Comment te sers-tu de ces portes dans le spectacle ?

L’idée des portes m’est venue lors d’une résidence de création. Il s’agissait d’une semaine de recherche sur comment amener le spectacle en lieux fermés. Pour ce spectacle, j’installe les portes en chambre et autour du lit. Pendant la représentation, je fais la proposition d’ouvrir les portes. A chaque ouverture, nous faisons un voyage poétique dans un univers grâce à des lectures de Haïkus et du jeu. C’est précieux pour moi de pouvoir faire entendre de la poésie, et de la poésie qui me touche particulièrement.  Dans ce voyage, il y a aussi des images, de la manipulation d’objets et de lumières. Il y a aussi une marionnette et des silhouettes.

Pour te produire au chevet, tu utilises un castelet. Comment as-tu élaboré cet outil ?

Comme je disais précédemment, j’ai travaillé sur le castelet adaptable en milieu de soin pendant mes études. Mais je ne l’ai pas construit moi-même. Je ne voulais pas. J’ai convoqué Lucas Prieux pour m’aider à construire ce que j’avais dessiné : penser le chariot, le construire, réaliser les mécanismes.

Ensuite, Vincent Lengaine, ami et réalisateur-son a créé la bande son du spectacle. Je voulais vraiment offrir tous les éléments d’un spectacle jusqu’au son et les lumières.

Tout cela a été conçu sur-mesure pour s’adapter aux chambres d’hôpitaux. J’ai quand même dû m’adapter parfois car toutes les chambres n’ont pas un format standard, en EPHAD notamment. Les chambres étaient plus petites qu’à l’hôpital du coup je ne pouvais pas rentrer avec mon chariot. On a donc installé la scénographie ailleurs et ce sont les résidents et résidentes qui sont venus à moi, individuellement. Et cela a fonctionné aussi.
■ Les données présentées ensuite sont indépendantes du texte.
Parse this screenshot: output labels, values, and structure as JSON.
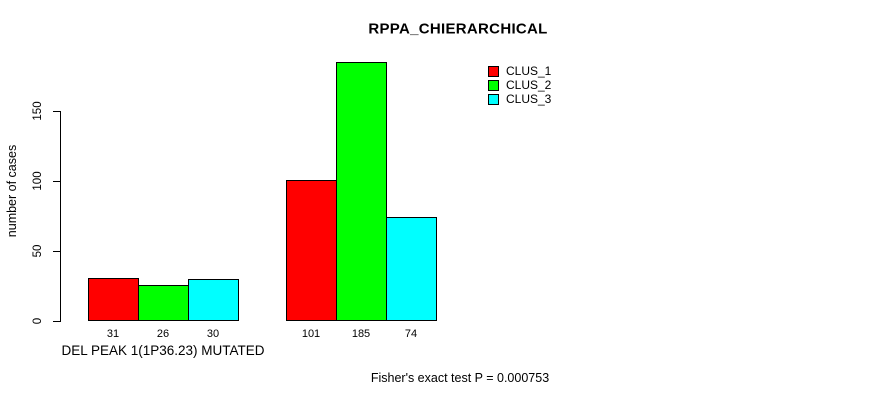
{
  "chart_data": {
    "type": "bar",
    "title": "RPPA_CHIERARCHICAL",
    "ylabel": "number of cases",
    "ylim": [
      0,
      190
    ],
    "yticks": [
      0,
      50,
      100,
      150
    ],
    "grid": false,
    "legend_position": "top-right",
    "categories": [
      "DEL PEAK 1(1P36.23) MUTATED",
      ""
    ],
    "series": [
      {
        "name": "CLUS_1",
        "color": "#ff0000",
        "values": [
          31,
          101
        ]
      },
      {
        "name": "CLUS_2",
        "color": "#00ff00",
        "values": [
          26,
          185
        ]
      },
      {
        "name": "CLUS_3",
        "color": "#00ffff",
        "values": [
          30,
          74
        ]
      }
    ],
    "bar_value_labels_shown": true,
    "axis_color": "#000000",
    "bar_border_color": "#000000",
    "caption": "Fisher's exact test P = 0.000753"
  }
}
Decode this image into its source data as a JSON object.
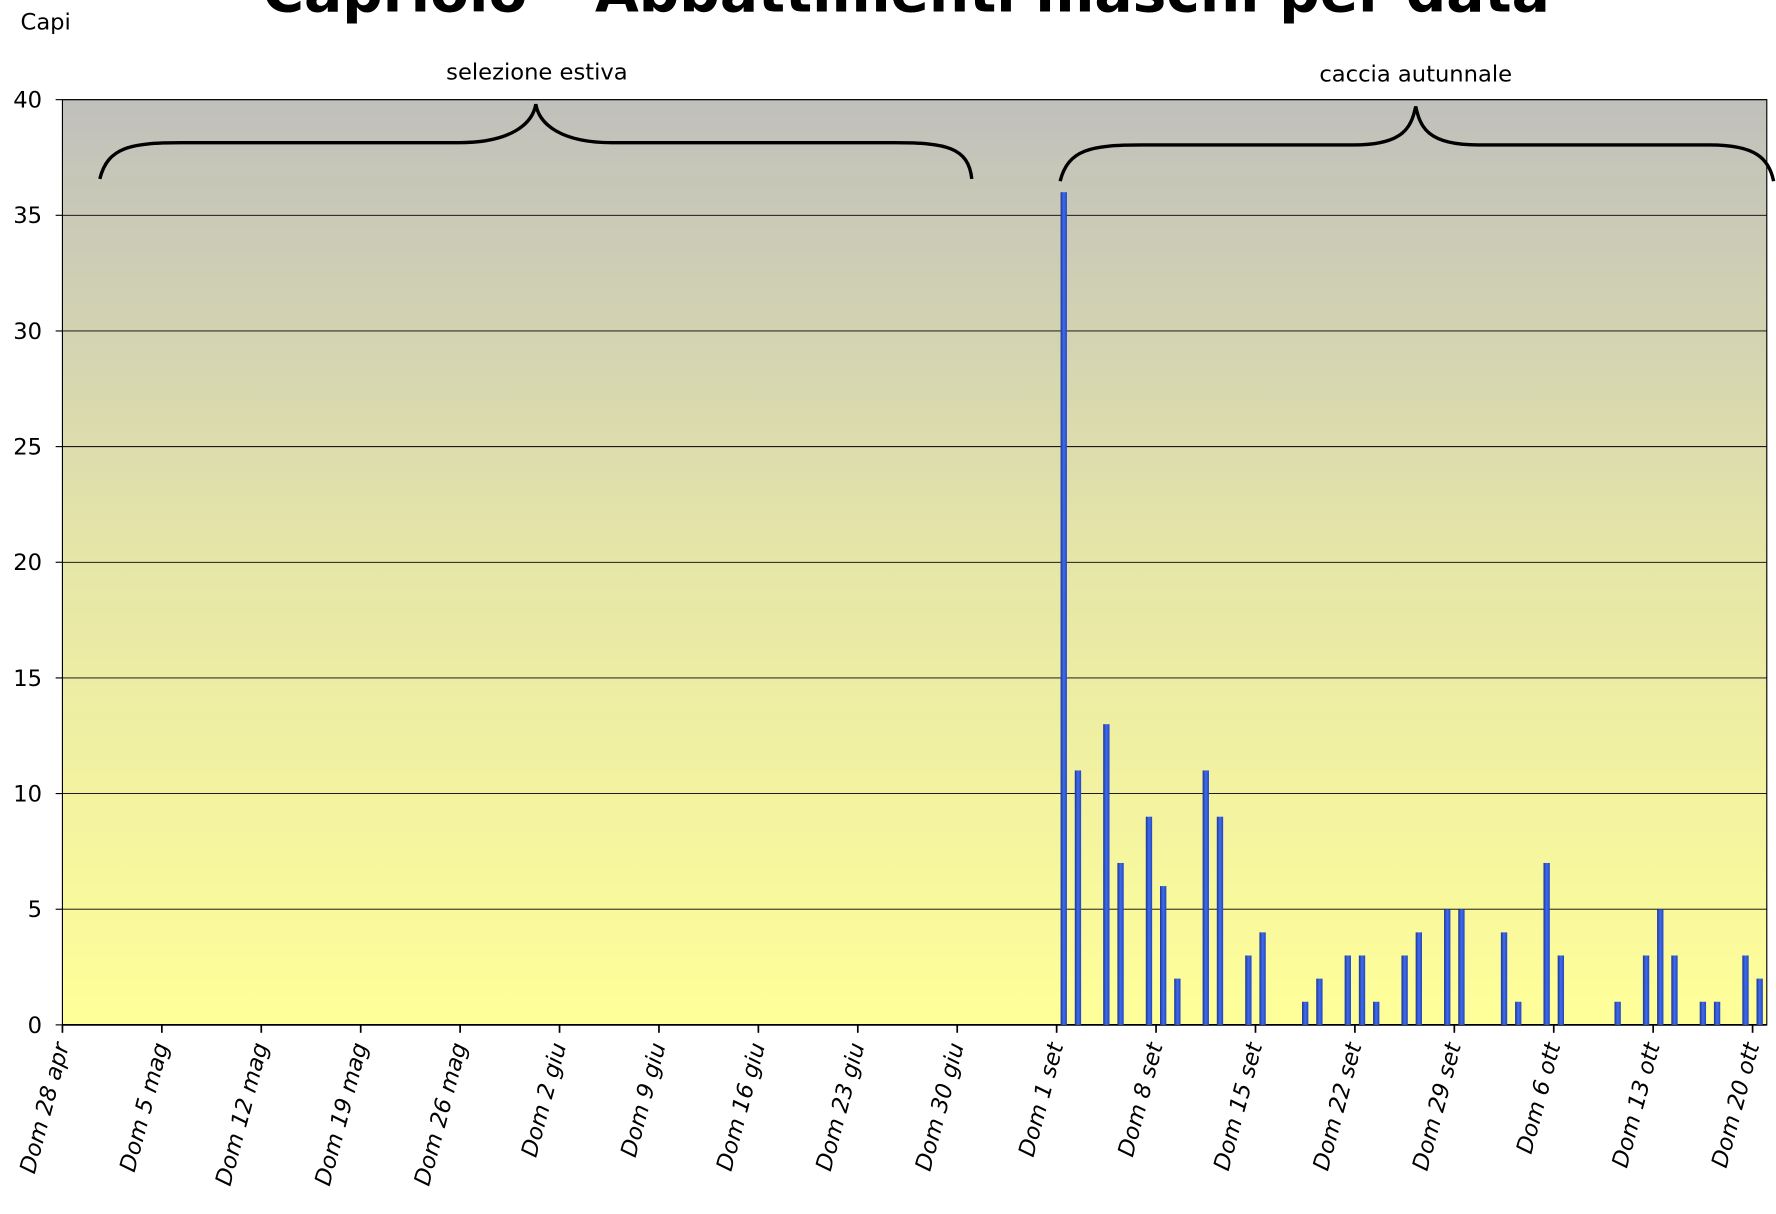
{
  "chart_data": {
    "type": "bar",
    "title": "Capriolo – Abbattimenti maschi per data",
    "y_label": "Capi",
    "annotations": [
      "selezione estiva",
      "caccia autunnale"
    ],
    "color": "#2f55d4",
    "ylim": [
      0,
      40
    ],
    "yticks": [
      0,
      5,
      10,
      15,
      20,
      25,
      30,
      35,
      40
    ],
    "grid": true,
    "categories": [
      "Dom 28 apr",
      null,
      null,
      null,
      null,
      null,
      null,
      "Dom 5 mag",
      null,
      null,
      null,
      null,
      null,
      null,
      "Dom 12 mag",
      null,
      null,
      null,
      null,
      null,
      null,
      "Dom 19 mag",
      null,
      null,
      null,
      null,
      null,
      null,
      "Dom 26 mag",
      null,
      null,
      null,
      null,
      null,
      null,
      "Dom 2 giu",
      null,
      null,
      null,
      null,
      null,
      null,
      "Dom 9 giu",
      null,
      null,
      null,
      null,
      null,
      null,
      "Dom 16 giu",
      null,
      null,
      null,
      null,
      null,
      null,
      "Dom 23 giu",
      null,
      null,
      null,
      null,
      null,
      null,
      "Dom 30 giu",
      null,
      null,
      null,
      null,
      null,
      null,
      "Dom 1 set",
      null,
      null,
      null,
      null,
      null,
      null,
      "Dom 8 set",
      null,
      null,
      null,
      null,
      null,
      null,
      "Dom 15 set",
      null,
      null,
      null,
      null,
      null,
      null,
      "Dom 22 set",
      null,
      null,
      null,
      null,
      null,
      null,
      "Dom 29 set",
      null,
      null,
      null,
      null,
      null,
      null,
      "Dom 6 ott",
      null,
      null,
      null,
      null,
      null,
      null,
      "Dom 13 ott",
      null,
      null,
      null,
      null,
      null,
      null,
      "Dom 20 ott"
    ],
    "values": [
      null,
      null,
      null,
      null,
      null,
      null,
      null,
      null,
      null,
      null,
      null,
      null,
      null,
      null,
      null,
      null,
      null,
      null,
      null,
      null,
      null,
      null,
      null,
      null,
      null,
      null,
      null,
      null,
      null,
      null,
      null,
      null,
      null,
      null,
      null,
      null,
      null,
      null,
      null,
      null,
      null,
      null,
      null,
      null,
      null,
      null,
      null,
      null,
      null,
      null,
      null,
      null,
      null,
      null,
      null,
      null,
      null,
      null,
      null,
      null,
      null,
      null,
      null,
      null,
      null,
      null,
      null,
      null,
      null,
      null,
      36,
      11,
      null,
      13,
      7,
      null,
      9,
      6,
      2,
      null,
      11,
      9,
      null,
      3,
      4,
      null,
      null,
      1,
      2,
      null,
      3,
      3,
      1,
      null,
      3,
      4,
      null,
      5,
      5,
      null,
      null,
      4,
      1,
      null,
      7,
      3,
      null,
      null,
      null,
      1,
      null,
      3,
      5,
      3,
      null,
      1,
      1,
      null,
      3,
      2
    ]
  }
}
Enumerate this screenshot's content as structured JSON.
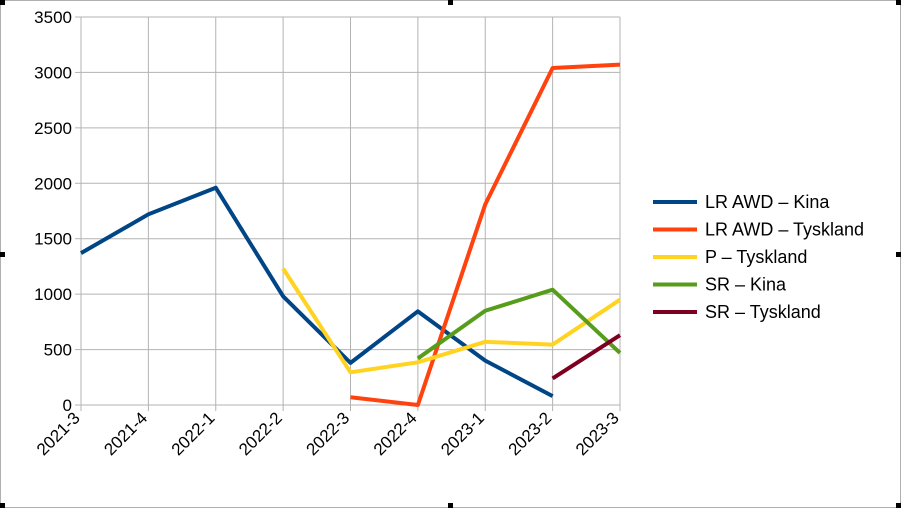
{
  "chart_data": {
    "type": "line",
    "categories": [
      "2021-3",
      "2021-4",
      "2022-1",
      "2022-2",
      "2022-3",
      "2022-4",
      "2023-1",
      "2023-2",
      "2023-3"
    ],
    "ylim": [
      0,
      3500
    ],
    "yticks": [
      0,
      500,
      1000,
      1500,
      2000,
      2500,
      3000,
      3500
    ],
    "grid": true,
    "legend_position": "right",
    "series": [
      {
        "name": "LR AWD – Kina",
        "color": "#004586",
        "values": [
          1370,
          1720,
          1960,
          980,
          380,
          845,
          400,
          80,
          null
        ]
      },
      {
        "name": "LR AWD – Tyskland",
        "color": "#ff420e",
        "values": [
          null,
          null,
          null,
          null,
          70,
          0,
          1810,
          3040,
          3070
        ]
      },
      {
        "name": "P – Tyskland",
        "color": "#ffd320",
        "values": [
          null,
          null,
          null,
          1230,
          295,
          385,
          570,
          545,
          950
        ]
      },
      {
        "name": "SR – Kina",
        "color": "#579d1c",
        "values": [
          null,
          null,
          null,
          null,
          null,
          420,
          850,
          1040,
          470
        ]
      },
      {
        "name": "SR – Tyskland",
        "color": "#7e0021",
        "values": [
          null,
          null,
          null,
          null,
          null,
          null,
          null,
          240,
          630
        ]
      }
    ]
  }
}
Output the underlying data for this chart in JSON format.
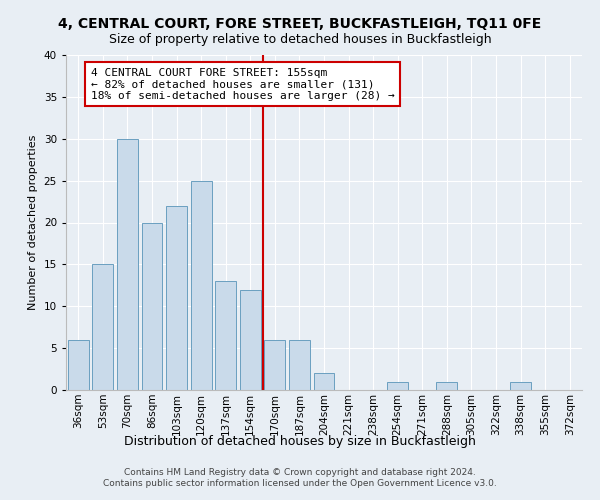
{
  "title": "4, CENTRAL COURT, FORE STREET, BUCKFASTLEIGH, TQ11 0FE",
  "subtitle": "Size of property relative to detached houses in Buckfastleigh",
  "xlabel": "Distribution of detached houses by size in Buckfastleigh",
  "ylabel": "Number of detached properties",
  "categories": [
    "36sqm",
    "53sqm",
    "70sqm",
    "86sqm",
    "103sqm",
    "120sqm",
    "137sqm",
    "154sqm",
    "170sqm",
    "187sqm",
    "204sqm",
    "221sqm",
    "238sqm",
    "254sqm",
    "271sqm",
    "288sqm",
    "305sqm",
    "322sqm",
    "338sqm",
    "355sqm",
    "372sqm"
  ],
  "values": [
    6,
    15,
    30,
    20,
    22,
    25,
    13,
    12,
    6,
    6,
    2,
    0,
    0,
    1,
    0,
    1,
    0,
    0,
    1,
    0,
    0
  ],
  "bar_color": "#c9daea",
  "bar_edge_color": "#6a9fc0",
  "vline_x_index": 7.5,
  "vline_color": "#cc0000",
  "ylim": [
    0,
    40
  ],
  "yticks": [
    0,
    5,
    10,
    15,
    20,
    25,
    30,
    35,
    40
  ],
  "annotation_line1": "4 CENTRAL COURT FORE STREET: 155sqm",
  "annotation_line2": "← 82% of detached houses are smaller (131)",
  "annotation_line3": "18% of semi-detached houses are larger (28) →",
  "annotation_box_color": "#cc0000",
  "footer_line1": "Contains HM Land Registry data © Crown copyright and database right 2024.",
  "footer_line2": "Contains public sector information licensed under the Open Government Licence v3.0.",
  "background_color": "#e8eef4",
  "plot_bg_color": "#e8eef4",
  "title_fontsize": 10,
  "subtitle_fontsize": 9,
  "xlabel_fontsize": 9,
  "ylabel_fontsize": 8,
  "tick_fontsize": 7.5,
  "annotation_fontsize": 8,
  "footer_fontsize": 6.5
}
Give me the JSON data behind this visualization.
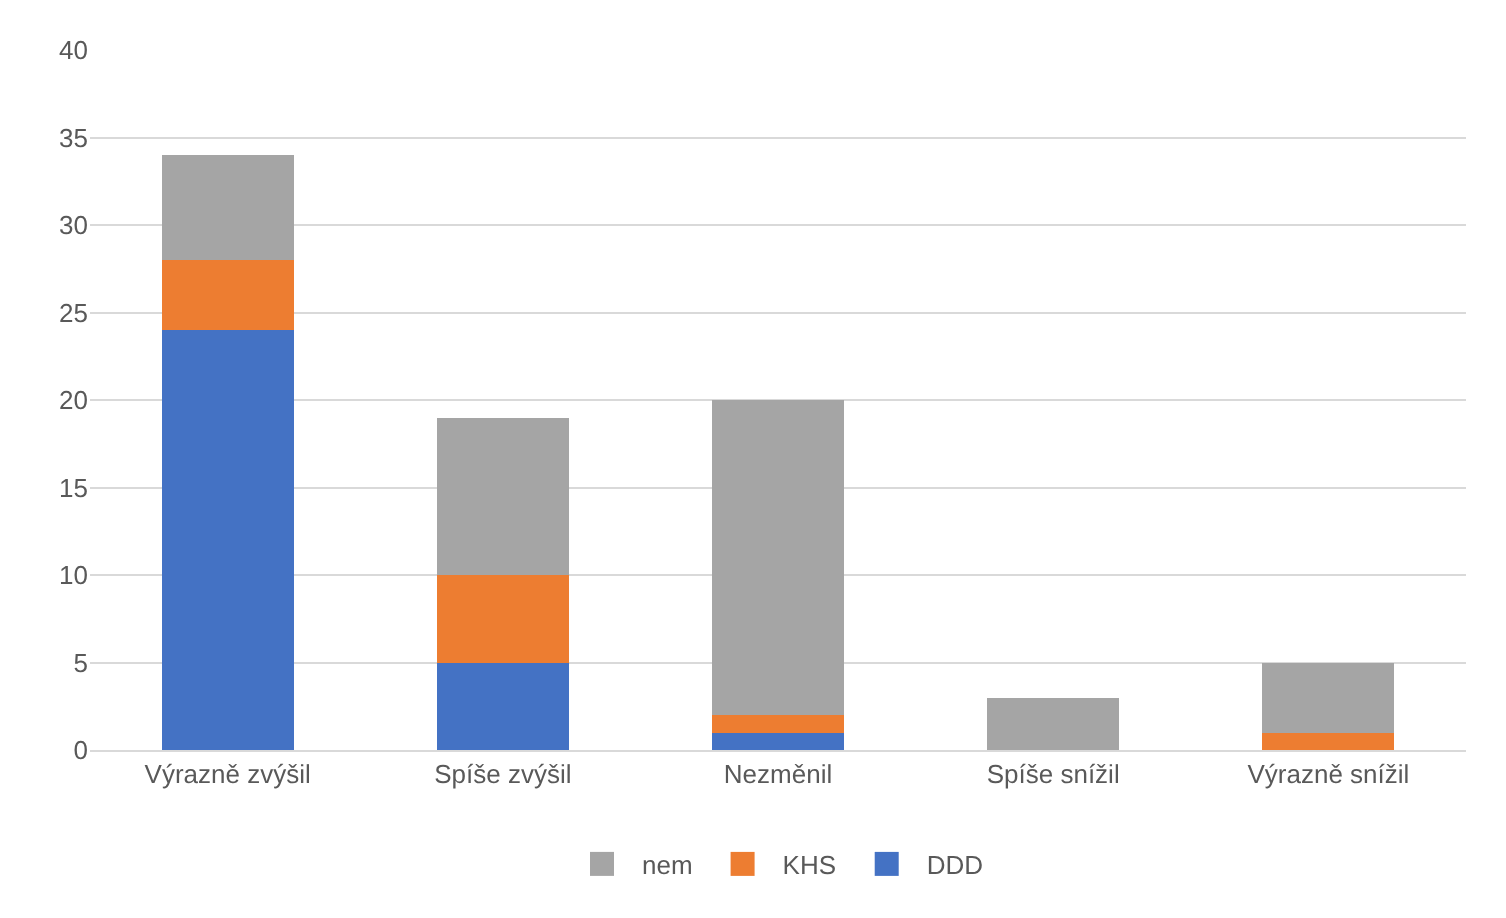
{
  "chart_data": {
    "type": "bar",
    "stacked": true,
    "categories": [
      "Výrazně zvýšil",
      "Spíše zvýšil",
      "Nezměnil",
      "Spíše snížil",
      "Výrazně snížil"
    ],
    "series": [
      {
        "name": "DDD",
        "color": "#4472c4",
        "values": [
          24,
          5,
          1,
          0,
          0
        ]
      },
      {
        "name": "KHS",
        "color": "#ed7d31",
        "values": [
          4,
          5,
          1,
          0,
          1
        ]
      },
      {
        "name": "nem",
        "color": "#a5a5a5",
        "values": [
          6,
          9,
          18,
          3,
          4
        ]
      }
    ],
    "ylim": [
      0,
      40
    ],
    "yticks": [
      0,
      5,
      10,
      15,
      20,
      25,
      30,
      35,
      40
    ],
    "grid": "y",
    "legend": "bottom"
  }
}
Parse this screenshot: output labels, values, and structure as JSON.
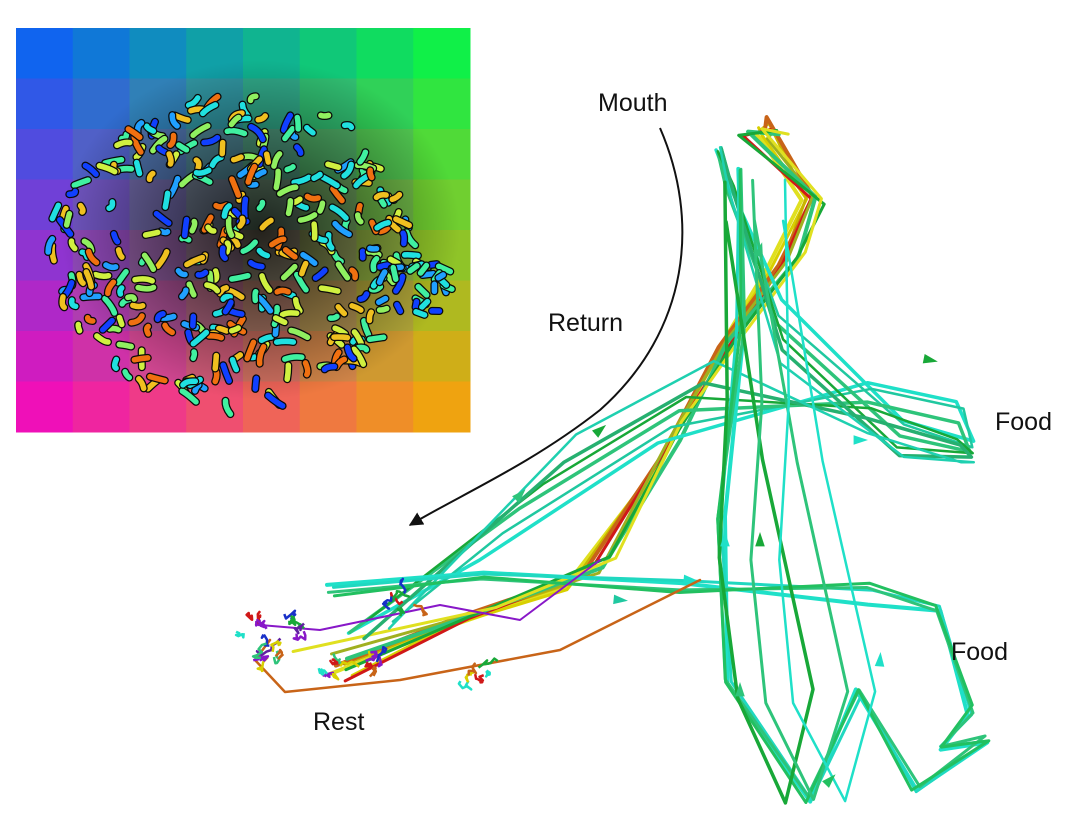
{
  "labels": {
    "mouth": "Mouth",
    "return": "Return",
    "food_upper": "Food",
    "food_lower": "Food",
    "rest": "Rest"
  },
  "colors": {
    "background": "#ffffff",
    "text": "#111111",
    "arrow": "#111111",
    "map_top_left": "#0060ff",
    "map_top_right": "#00ff40",
    "map_bottom_left": "#ff00c0",
    "map_bottom_right": "#ffa800",
    "map_center_dark": "#1a1a1a",
    "trajectory_palette": [
      "#1fe0c8",
      "#2ec47a",
      "#18a838",
      "#e0e020",
      "#c8b400",
      "#c86418",
      "#d01818",
      "#8818c8",
      "#1830c8"
    ]
  },
  "inset": {
    "grid_rows": 8,
    "grid_cols": 8,
    "content": "color-coded embedding map of short trajectory fragments"
  }
}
En milieu hospitalier, il faut savoir s’adapter comme disait Barbara Odelot, l’éducatrice avec qui tu as travaillé dans le service pédiatrie. De manière générale, que retiens-tu de ta collaboration avec le personnel ?

Alors, déjà j’étais ferme sur ma proposition : il s’agit d’une forme en chambre, au chevet. Je ne voulais pas renoncer à ça. J’ai proposé de rencontrer les équipes en amont pour leur présenter le projet.  J’ai eu le soutien précieux de la cadre. On a fait une réunion avec le Directeur et les autres cadres et ensuite on a géré par mail avec les équipes. J’ai donné en amont les dates où je venais. Je voulais des semaines entières pour être bien concentrée. Ensuite, j’ai surtout travaillé avec les éducatrices qui font le relais entre les patients, les résidents et moi. C’est tellement particulier d’intervenir en chambre. Je veux que le spectacle leur soit proposé mais absolument pas imposé. Et ce sont elles les interlocutrices identifiées au quotidien. Si besoin, s’il y a un peu de réticence, je viens en chambre pour me présenter. Souvent les animatrices ou éducatrices sont complices. Elles vont en chambre, elles ferment les volets, elles préparent la chambre à ma venue. Ce travail de collaboration avec les équipes est primordial et précieux.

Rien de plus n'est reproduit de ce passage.